-
Notifications
You must be signed in to change notification settings - Fork 10
Description
Summary
The L0/CD calibration system (policy_data.db) uses targets from 2022 IRS SOI actuals and 2023 CBO projections, but the simulation runs at time_period=2024. Meanwhile, the national ECPS calibration (loss.py) correctly reads 2024-indexed values from the CBO/Treasury YAML parameters. This means the state .h5 files are calibrated to the wrong aggregate totals.
Evidence
Comparing the DB targets (used by state/CD calibration) vs the YAML parameter values (used by national calibration):
| Variable | DB Target | DB Source/Year | YAML (2024) | YAML Source | Delta |
|---|---|---|---|---|---|
income_tax |
$2,051B | IRS SOI actual, 2022 | $2,426B | CBO projection, 2024 | -18% |
social_security |
$1,379B | CBO projection, 2023 | $1,454B | CBO projection, 2024 | -5% |
snap |
$107B | CBO projection, 2023 | $94B | CBO projection, 2024 | +14% |
ssi |
$60.1B | CBO projection, 2023 | $57B | CBO projection, 2024 | +5% |
eitc |
$64.4B | Treasury, 2023 | $67.3B | Treasury, 2024 | -4% |
refundable_ctc |
$33.1B | IRS SOI actual, 2022 | not targeted | — | — |
unemployment_compensation |
$35B | CBO, 2023 | $34.7B | CBO, 2024 | +1% |
Income tax is the most significant discrepancy: the DB uses $2,051B (2022 SOI actual) while the correct 2024 CBO projection is $2,426B — an 18% gap.
How to verify
# DB targets (L0/CD calibration)
import sqlite3
conn = sqlite3.connect("policyengine_us_data/storage/calibration/policy_data.db")
cur = conn.execute("""
SELECT variable, period, value FROM targets
WHERE variable IN ('income_tax','social_security','snap','ssi','eitc','refundable_ctc','unemployment_compensation')
AND active = 1
AND stratum_id NOT IN (SELECT stratum_id FROM stratum_constraints
WHERE constraint_variable IN ('congressional_district_geoid','state_fips'))
ORDER BY variable, period
""")
for row in cur: print(row)
# YAML parameters (national calibration)
from policyengine_us import Microsimulation
sim = Microsimulation()
params = sim.tax_benefit_system.parameters
for var in ['income_tax','snap','social_security','ssi','unemployment_compensation']:
print(var, params(2024).calibration.gov.cbo._children[var])
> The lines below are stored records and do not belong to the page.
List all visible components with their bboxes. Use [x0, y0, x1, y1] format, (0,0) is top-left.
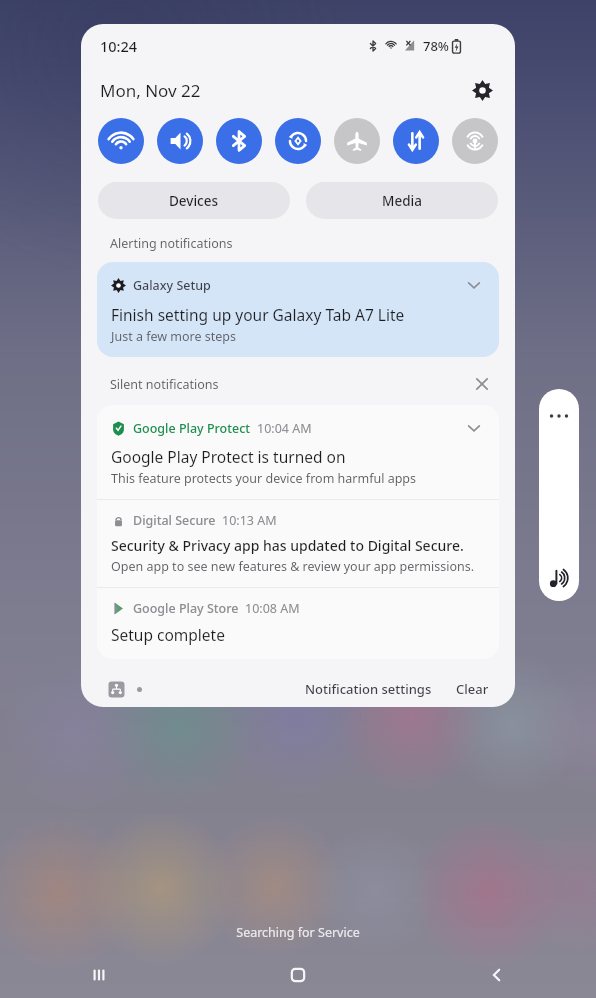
- staticText: Just a few more steps: [111, 328, 237, 345]
- staticText: 78%: [423, 37, 449, 55]
- staticText: 10:24: [100, 36, 138, 56]
- staticText: 10:08 AM: [245, 600, 300, 617]
- staticText: Notification settings: [305, 680, 432, 698]
- staticText: Clear: [456, 680, 489, 698]
- other: Digital Secure: [111, 513, 126, 528]
- button[interactable]: Mobile data: [393, 118, 439, 164]
- button[interactable]: Clear: [452, 676, 493, 702]
- staticText: Setup complete: [111, 624, 225, 645]
- staticText: Silent notifications: [110, 376, 219, 393]
- staticText: Finish setting up your Galaxy Tab A7 Lit…: [111, 304, 405, 325]
- button[interactable]: Media: [306, 182, 498, 219]
- staticText: 10:13 AM: [222, 512, 277, 529]
- button[interactable]: Home: [198, 952, 397, 998]
- button[interactable]: Edge panel: [539, 389, 579, 601]
- staticText: Google Play Store: [133, 600, 239, 617]
- button[interactable]: Recents: [0, 952, 198, 998]
- staticText: Galaxy Setup: [133, 277, 211, 294]
- other: Galaxy Setup: [111, 278, 126, 293]
- staticText: Digital Secure: [133, 512, 216, 529]
- button[interactable]: Mobile hotspot: [452, 118, 498, 164]
- button[interactable]: Back: [397, 952, 596, 998]
- button[interactable]: Notification settings: [301, 676, 436, 702]
- staticText: Google Play Protect: [133, 420, 251, 437]
- staticText: 10:04 AM: [257, 420, 312, 437]
- staticText: Searching for Service: [0, 924, 596, 941]
- staticText: Open app to see new features & review yo…: [111, 558, 475, 575]
- button[interactable]: Sound: [157, 118, 203, 164]
- button[interactable]: Bluetooth: [216, 118, 262, 164]
- staticText: Media: [382, 192, 422, 210]
- button[interactable]: Galaxy Setup: [97, 262, 499, 357]
- staticText: Devices: [169, 192, 219, 210]
- button[interactable]: Digital Secure: [97, 500, 499, 587]
- button[interactable]: Auto rotate: [275, 118, 321, 164]
- button[interactable]: Expand: [463, 417, 485, 439]
- other: Google Play Store: [111, 601, 126, 616]
- staticText: This feature protects your device from h…: [111, 470, 417, 487]
- button[interactable]: Dismiss silent notifications: [469, 371, 495, 397]
- button[interactable]: Expand: [463, 274, 485, 296]
- other: Google Play Protect: [111, 421, 126, 436]
- staticText: Google Play Protect is turned on: [111, 446, 346, 467]
- button[interactable]: Google Play Store: [97, 588, 499, 659]
- button[interactable]: Settings: [465, 73, 499, 107]
- staticText: Alerting notifications: [110, 235, 233, 252]
- button[interactable]: Google Play Protect: [97, 405, 499, 499]
- button[interactable]: Airplane mode: [334, 118, 380, 164]
- button[interactable]: Notification history: [105, 678, 127, 700]
- button[interactable]: Devices: [98, 182, 290, 219]
- staticText: Mon, Nov 22: [100, 79, 201, 102]
- button[interactable]: Wi-Fi: [98, 118, 144, 164]
- staticText: Security & Privacy app has updated to Di…: [111, 536, 464, 555]
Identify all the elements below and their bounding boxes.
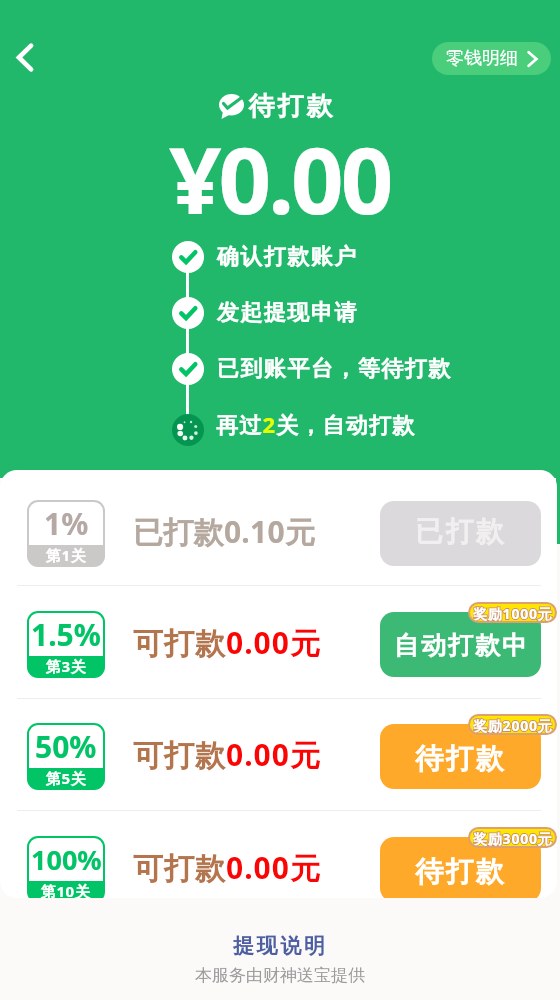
button[interactable]: 提现说明 — [229, 929, 332, 963]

print('eitc', params(2024).calibration.gov.treasury.tax_expenditures.eitc)Impact on stacked state aggregates
We compared stacked-state totals (summing all 51 state .h5 files) against both target sets:
| Variable | Stacked States | vs DB Target | vs YAML (2024) |
|---|---|---|---|
income_tax |
$2,196B | 107% | 90% |
social_security |
$1,282B | 93% | 88% |
snap |
$97B | 91% | 103% |
eitc |
$62.7B | 97% | 93% |
The stacked states overshoot the DB income_tax target by 7% (because the DB target is too low), but undershoot the correct 2024 value by 10%.
Root cause
fit_calibration_weights.pyruns attime_period = 2024(line 83)SparseMatrixBuildercalculates variables atself.time_period(2024) to build the loss matrix- But the target values in
policy_data.dbwere populated from 2022 SOI and 2023 CBO data and never updated - The
periodcolumn in the targets table is metadata only — not used to select the correct target year
In contrast, loss.py dynamically reads sim.tax_benefit_system.parameters(time_period).calibration.gov.cbo._children[variable_name], which correctly resolves to the 2024 YAML value.
Proposed fix
Update policy_data.db national targets to use 2024 values from the same YAML parameters that loss.py uses. This could be:
- Quick fix: SQL UPDATE to set correct 2024 values for the ~7 affected national targets
- Structural fix: Have the DB ETL read from the YAML parameters (like
loss.pydoes) so they stay in sync automatically. Theloss.pycomment at line 12-14 already notes this: "A future PR should wire build_loss_matrix() to read from the database so this dict can be deleted."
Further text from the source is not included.